Andere Staatsanwaltschaften in Niedersachsen sind bei Vorliegen der Sonderzuständigkeit der Staatsanwaltschaft Hannover grundsätzlich verpflichtet, das Verfahren umgehend an die Zentralstelle weiterzuleiten. Eine Ausnahme besteht verständlicherweise bei unaufschiebbaren Ermittlungsmaßnahmen (etwa Beschlag-nahme).

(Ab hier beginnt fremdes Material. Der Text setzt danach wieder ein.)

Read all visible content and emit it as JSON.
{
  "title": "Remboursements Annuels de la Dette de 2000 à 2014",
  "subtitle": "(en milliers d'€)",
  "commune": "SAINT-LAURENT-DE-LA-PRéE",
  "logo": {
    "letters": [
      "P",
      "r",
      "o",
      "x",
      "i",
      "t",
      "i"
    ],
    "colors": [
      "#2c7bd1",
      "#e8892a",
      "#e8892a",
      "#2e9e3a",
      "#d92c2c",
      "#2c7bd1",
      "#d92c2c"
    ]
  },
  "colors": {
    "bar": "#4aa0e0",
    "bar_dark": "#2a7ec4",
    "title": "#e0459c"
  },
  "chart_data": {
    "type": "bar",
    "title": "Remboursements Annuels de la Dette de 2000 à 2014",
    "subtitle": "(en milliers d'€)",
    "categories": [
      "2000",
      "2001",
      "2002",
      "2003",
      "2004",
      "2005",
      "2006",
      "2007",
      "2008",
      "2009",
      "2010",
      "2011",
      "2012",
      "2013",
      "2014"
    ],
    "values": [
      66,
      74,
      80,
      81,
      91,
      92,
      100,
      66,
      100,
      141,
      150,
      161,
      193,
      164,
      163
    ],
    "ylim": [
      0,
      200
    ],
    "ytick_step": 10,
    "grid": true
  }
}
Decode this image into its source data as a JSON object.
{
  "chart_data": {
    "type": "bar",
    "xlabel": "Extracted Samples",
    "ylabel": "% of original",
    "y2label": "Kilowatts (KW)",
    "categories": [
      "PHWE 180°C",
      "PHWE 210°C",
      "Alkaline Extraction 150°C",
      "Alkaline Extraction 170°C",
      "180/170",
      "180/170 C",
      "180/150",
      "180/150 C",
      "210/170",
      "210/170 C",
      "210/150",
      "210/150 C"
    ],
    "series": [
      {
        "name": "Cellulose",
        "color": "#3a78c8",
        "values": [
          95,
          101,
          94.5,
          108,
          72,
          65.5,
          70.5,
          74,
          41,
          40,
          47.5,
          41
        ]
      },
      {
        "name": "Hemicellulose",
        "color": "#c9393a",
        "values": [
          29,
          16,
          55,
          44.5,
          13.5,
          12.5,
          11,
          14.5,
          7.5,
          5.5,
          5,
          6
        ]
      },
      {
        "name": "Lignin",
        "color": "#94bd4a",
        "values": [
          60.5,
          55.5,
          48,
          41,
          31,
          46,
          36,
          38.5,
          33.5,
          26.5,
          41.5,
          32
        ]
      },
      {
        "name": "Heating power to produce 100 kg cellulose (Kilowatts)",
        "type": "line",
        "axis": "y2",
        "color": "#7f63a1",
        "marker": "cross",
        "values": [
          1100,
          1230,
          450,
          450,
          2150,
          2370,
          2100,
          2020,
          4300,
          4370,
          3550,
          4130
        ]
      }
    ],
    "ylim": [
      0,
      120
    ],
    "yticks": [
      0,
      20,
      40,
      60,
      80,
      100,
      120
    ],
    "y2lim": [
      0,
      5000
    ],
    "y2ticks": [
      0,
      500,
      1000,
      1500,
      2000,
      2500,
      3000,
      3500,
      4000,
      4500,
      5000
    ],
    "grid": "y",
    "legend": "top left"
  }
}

Besonderheiten gelten hinsichtlich der Anklagevertretung. In diesem Zusammenhang ist nicht fest vorgeschrieben worden, ob die Zentralstaatsanwaltschaft Hannover (bei einschlägigen Verfahren) oder die normalerweise zuständige Staatsanwaltschaft die Anklage zu vertreten hat. Als ‚Faustformel’ lässt sich festhalten, dass dem Grund nach und insbesondere in ‚überschaubaren‘ Verfahren die örtlich zuständige Staatsanwaltschaft die Anklagevertretung übernimmt. Handelt es sich beim jeweiligen Strafverfahren aber um ein umfangreiches und ggf. überregionales Verfahren soll die Zentralstaatsanwaltschaft Hannover mit der örtlich zuständigen Staatsanwaltschaft eine ‚Einigung erzielen‘.
Im Konfliktfall kann sogar die Generalstaatsanwaltschaft in Celle darüber entscheiden.